When travelling by public transport

Taxis

Remember you are only insured if you phoned and booked the taxi (i.e. a private hire vehicle), or if the taxi is an old style hackney ‘black cab’. You can only flag down ‘black cabs’.   Don’t get into an unlicensed vehicle.  If you can’t see the license, ask to see it.  Avoid travelling alone.

Buses

Remember to sit close to the driver where possible or in view of the CCTV if present, and avoid sitting upstairs if you are by yourself. Check service times before leaving to avoid waiting at bus-stops for long periods.

Trains

If travelling by train, try to choose to sit in a carriage with and near to other people.

Nights Out

When you go on a night out make sure you make it a night to remember for the right reasons! Here’s some simple advice to make sure that your great night out is also a safe night out.

Before Going Out

Plan your evening before you go, preferably pre-booking a taxi for your return journey.

Whilst Out…
  • Go out in a group, stay in a group and return in a group.
  • Try to have someone in the group that stays sober to make sure that everyone else is safe.
  • Avoid mixing your drinks, and try to break up the evening with water (this will do wonders to help you avoid getting a hangover).
Drink Spiking

Little is known currently about how common drink spiking is, but what is known is that it’s not Rohypnol, or GHB, or Ketamine that are the biggest problems – the most widely used substance to spike drinks is alcohol.

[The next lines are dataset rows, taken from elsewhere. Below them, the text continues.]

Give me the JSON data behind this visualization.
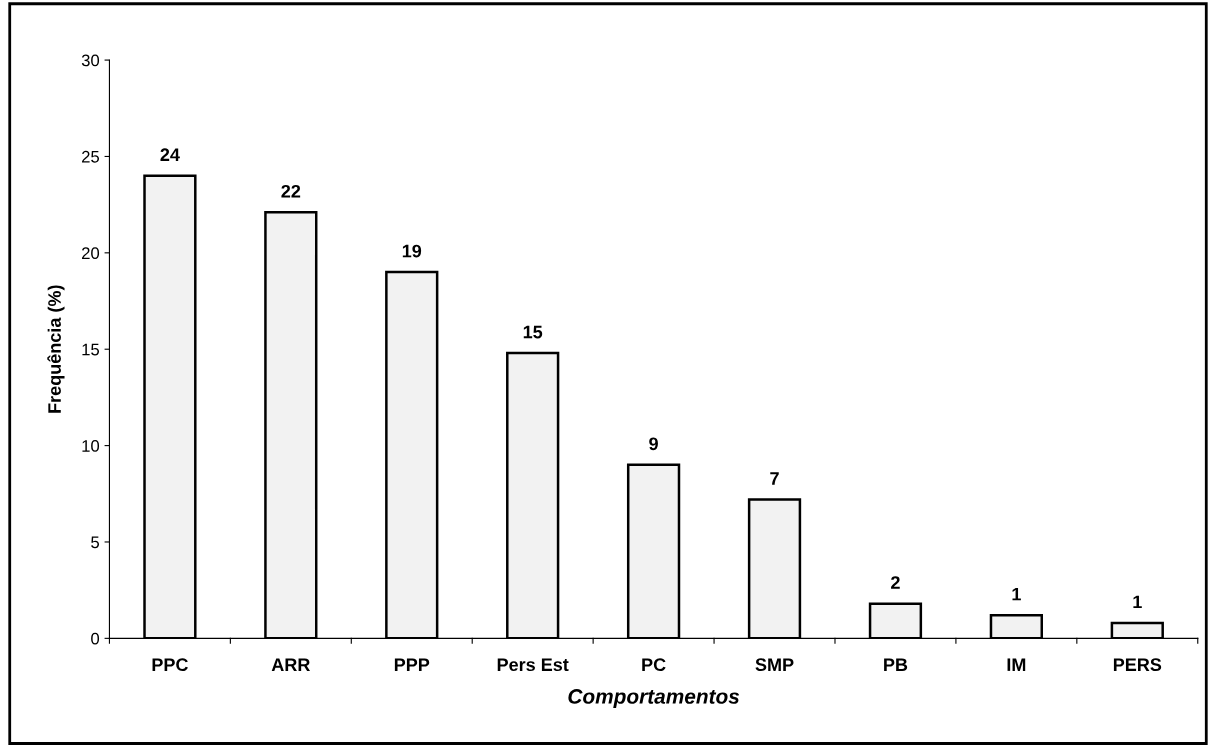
{
  "chart_data": {
    "type": "bar",
    "xlabel": "Comportamentos",
    "ylabel": "Frequência (%)",
    "categories": [
      "PPC",
      "ARR",
      "PPP",
      "Pers Est",
      "PC",
      "SMP",
      "PB",
      "IM",
      "PERS"
    ],
    "values": [
      24,
      22.1,
      19,
      14.8,
      9,
      7.2,
      1.8,
      1.2,
      0.8
    ],
    "value_labels": [
      "24",
      "22",
      "19",
      "15",
      "9",
      "7",
      "2",
      "1",
      "1"
    ],
    "color": "#f2f2f2",
    "ylim": [
      0,
      30
    ],
    "yticks": [
      0,
      5,
      10,
      15,
      20,
      25,
      30
    ],
    "grid": false
  }
}
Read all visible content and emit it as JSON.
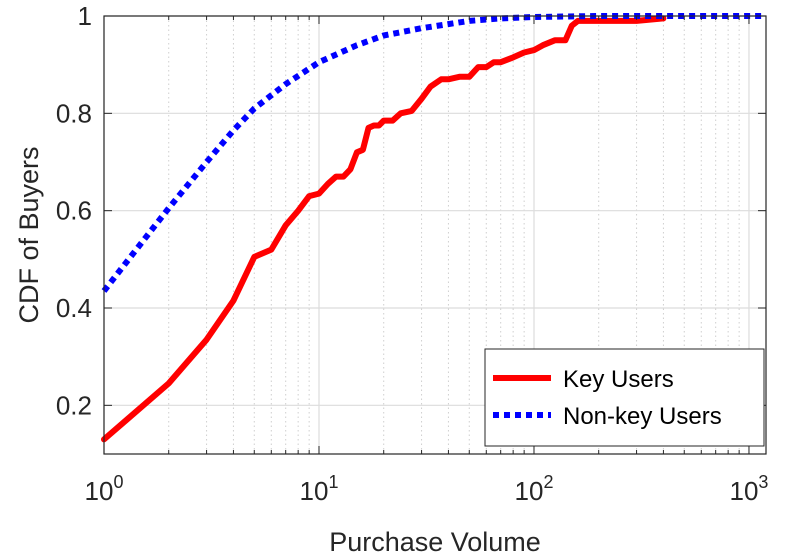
{
  "chart_data": {
    "type": "line",
    "xscale": "log",
    "xlim": [
      1,
      1200
    ],
    "ylim": [
      0.1,
      1
    ],
    "xlabel": "Purchase Volume",
    "ylabel": "CDF of Buyers",
    "grid": true,
    "legend_position": "bottom-right",
    "x_ticks": [
      {
        "value": 1,
        "base": "10",
        "exp": "0"
      },
      {
        "value": 10,
        "base": "10",
        "exp": "1"
      },
      {
        "value": 100,
        "base": "10",
        "exp": "2"
      },
      {
        "value": 1000,
        "base": "10",
        "exp": "3"
      }
    ],
    "y_ticks": [
      {
        "value": 0.2,
        "label": "0.2"
      },
      {
        "value": 0.4,
        "label": "0.4"
      },
      {
        "value": 0.6,
        "label": "0.6"
      },
      {
        "value": 0.8,
        "label": "0.8"
      },
      {
        "value": 1,
        "label": "1"
      }
    ],
    "series": [
      {
        "name": "Key Users",
        "color": "#ff0000",
        "style": "solid",
        "x": [
          1,
          2,
          3,
          4,
          5,
          6,
          7,
          8,
          9,
          10,
          11,
          12,
          13,
          14,
          15,
          16,
          17,
          18,
          19,
          20,
          22,
          24,
          27,
          30,
          33,
          37,
          40,
          45,
          50,
          55,
          60,
          65,
          70,
          80,
          90,
          100,
          110,
          125,
          140,
          150,
          160,
          200,
          300,
          400
        ],
        "y": [
          0.13,
          0.245,
          0.335,
          0.415,
          0.505,
          0.52,
          0.57,
          0.6,
          0.63,
          0.635,
          0.655,
          0.67,
          0.67,
          0.685,
          0.72,
          0.725,
          0.77,
          0.775,
          0.775,
          0.785,
          0.785,
          0.8,
          0.805,
          0.83,
          0.855,
          0.87,
          0.87,
          0.875,
          0.875,
          0.895,
          0.895,
          0.905,
          0.905,
          0.915,
          0.925,
          0.93,
          0.94,
          0.95,
          0.95,
          0.98,
          0.99,
          0.99,
          0.99,
          0.995
        ]
      },
      {
        "name": "Non-key Users",
        "color": "#0000ff",
        "style": "dotted",
        "x": [
          1,
          1.5,
          2,
          3,
          4,
          5,
          7,
          10,
          15,
          20,
          30,
          50,
          70,
          100,
          200,
          500,
          1000,
          1200
        ],
        "y": [
          0.435,
          0.535,
          0.605,
          0.7,
          0.765,
          0.81,
          0.86,
          0.905,
          0.94,
          0.96,
          0.975,
          0.99,
          0.995,
          0.998,
          1,
          1,
          1,
          1
        ]
      }
    ]
  }
}
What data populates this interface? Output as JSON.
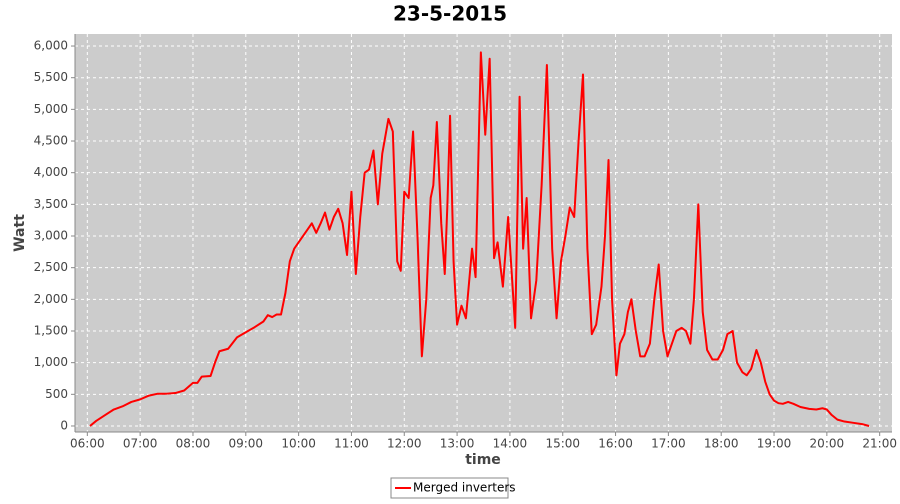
{
  "chart_data": {
    "type": "line",
    "title": "23-5-2015",
    "x_label": "time",
    "y_label": "Watt",
    "xlim": [
      "05:46",
      "21:14"
    ],
    "xticks": [
      "06:00",
      "07:00",
      "08:00",
      "09:00",
      "10:00",
      "11:00",
      "12:00",
      "13:00",
      "14:00",
      "15:00",
      "16:00",
      "17:00",
      "18:00",
      "19:00",
      "20:00",
      "21:00"
    ],
    "ylim": [
      -95,
      6190
    ],
    "yticks": [
      0,
      500,
      {
        "value": 1000,
        "label": "1,000"
      },
      {
        "value": 1500,
        "label": "1,500"
      },
      {
        "value": 2000,
        "label": "2,000"
      },
      {
        "value": 2500,
        "label": "2,500"
      },
      {
        "value": 3000,
        "label": "3,000"
      },
      {
        "value": 3500,
        "label": "3,500"
      },
      {
        "value": 4000,
        "label": "4,000"
      },
      {
        "value": 4500,
        "label": "4,500"
      },
      {
        "value": 5000,
        "label": "5,000"
      },
      {
        "value": 5500,
        "label": "5,500"
      },
      {
        "value": 6000,
        "label": "6,000"
      }
    ],
    "grid": true,
    "legend": "bottom",
    "x": [
      "06:03",
      "06:10",
      "06:20",
      "06:30",
      "06:40",
      "06:50",
      "07:00",
      "07:10",
      "07:20",
      "07:30",
      "07:40",
      "07:50",
      "08:00",
      "08:05",
      "08:10",
      "08:20",
      "08:25",
      "08:30",
      "08:40",
      "08:50",
      "09:00",
      "09:10",
      "09:20",
      "09:25",
      "09:30",
      "09:35",
      "09:40",
      "09:45",
      "09:50",
      "09:55",
      "10:00",
      "10:10",
      "10:15",
      "10:20",
      "10:25",
      "10:30",
      "10:35",
      "10:40",
      "10:45",
      "10:50",
      "10:55",
      "11:00",
      "11:05",
      "11:10",
      "11:15",
      "11:20",
      "11:25",
      "11:30",
      "11:35",
      "11:42",
      "11:47",
      "11:52",
      "11:56",
      "12:00",
      "12:05",
      "12:10",
      "12:15",
      "12:20",
      "12:25",
      "12:30",
      "12:33",
      "12:37",
      "12:42",
      "12:46",
      "12:49",
      "12:52",
      "12:56",
      "13:00",
      "13:05",
      "13:10",
      "13:17",
      "13:21",
      "13:27",
      "13:32",
      "13:37",
      "13:42",
      "13:46",
      "13:52",
      "13:58",
      "14:06",
      "14:11",
      "14:15",
      "14:19",
      "14:24",
      "14:30",
      "14:36",
      "14:42",
      "14:48",
      "14:53",
      "14:58",
      "15:03",
      "15:08",
      "15:13",
      "15:18",
      "15:23",
      "15:28",
      "15:33",
      "15:38",
      "15:44",
      "15:48",
      "15:52",
      "15:56",
      "16:01",
      "16:05",
      "16:10",
      "16:14",
      "16:18",
      "16:23",
      "16:28",
      "16:33",
      "16:39",
      "16:44",
      "16:49",
      "16:54",
      "16:59",
      "17:04",
      "17:09",
      "17:15",
      "17:20",
      "17:25",
      "17:29",
      "17:34",
      "17:39",
      "17:44",
      "17:50",
      "17:56",
      "18:02",
      "18:07",
      "18:13",
      "18:18",
      "18:24",
      "18:29",
      "18:34",
      "18:40",
      "18:45",
      "18:50",
      "18:55",
      "19:00",
      "19:05",
      "19:10",
      "19:16",
      "19:22",
      "19:30",
      "19:40",
      "19:48",
      "19:55",
      "20:00",
      "20:05",
      "20:12",
      "20:20",
      "20:30",
      "20:40",
      "20:48"
    ],
    "series": [
      {
        "name": "Merged inverters",
        "color": "#ff0000",
        "values": [
          0,
          80,
          170,
          260,
          310,
          380,
          420,
          480,
          510,
          510,
          520,
          560,
          680,
          680,
          780,
          790,
          1000,
          1180,
          1220,
          1400,
          1480,
          1560,
          1650,
          1750,
          1720,
          1760,
          1760,
          2100,
          2600,
          2800,
          2900,
          3100,
          3200,
          3050,
          3200,
          3370,
          3100,
          3300,
          3430,
          3200,
          2700,
          3700,
          2400,
          3300,
          4000,
          4050,
          4350,
          3500,
          4300,
          4850,
          4650,
          2600,
          2450,
          3700,
          3600,
          4650,
          3000,
          1100,
          2000,
          3600,
          3800,
          4800,
          3200,
          2400,
          3500,
          4900,
          2600,
          1600,
          1900,
          1700,
          2800,
          2350,
          5900,
          4600,
          5800,
          2650,
          2900,
          2200,
          3300,
          1550,
          5200,
          2800,
          3600,
          1700,
          2300,
          3800,
          5700,
          2800,
          1700,
          2600,
          3000,
          3450,
          3300,
          4500,
          5550,
          2800,
          1450,
          1600,
          2200,
          3000,
          4200,
          2000,
          800,
          1300,
          1450,
          1800,
          2000,
          1500,
          1100,
          1100,
          1300,
          2000,
          2550,
          1500,
          1100,
          1300,
          1500,
          1550,
          1500,
          1300,
          2000,
          3500,
          1800,
          1200,
          1050,
          1050,
          1200,
          1450,
          1500,
          1000,
          850,
          800,
          900,
          1200,
          1000,
          700,
          500,
          400,
          360,
          350,
          380,
          350,
          300,
          270,
          260,
          280,
          260,
          180,
          100,
          70,
          50,
          30,
          0
        ]
      }
    ]
  }
}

If your friend asks you for a vodka and you put other alcohol in there (whether it’s for a laugh, because it’s their birthday, or you feel that they need to enjoy themselves), you are actually spiking their drink

The Myth:
It only happens to girls.

The Fact:
Men are also at risk and should take precautionary measures. It always involves a sexual assault.

The Myth:
It only happens to people drinking alcohol.

The Fact:
The drugs are mostly colourless, odourless and tasteless so can be put in any drink regardless of alcohol content.

The Myth:
I should just stay at home and not go out to pubs or clubs.

The Fact:
Your chances of being a victim of drink spiking are small and can be reduced further by taking the following advice:

4 Steps to minimise your risk
  1. Never leave your drink unattended or turn your back on your drink.
  2. Be aware of the amount of alcohol you are drinking.
  3. Avoid accepting drinks from strangers; if you do make sure you see it poured/opened and that nobody has interfered with it before it gets to you.
  4. Drink from a bottle and cover the top with your thumb.If you are a smoker and need to go outside to smoke, do this in between rounds so you are not leaving a drink unattended.

If you think your drink has been spiked:

  • It is important that you seek help straight away from someone you know and trust 100%.
  • Seek medical assistance as soon as possible.
  • Report the matter to the police because the main drugs used to spike drinks are out of your system very quickly.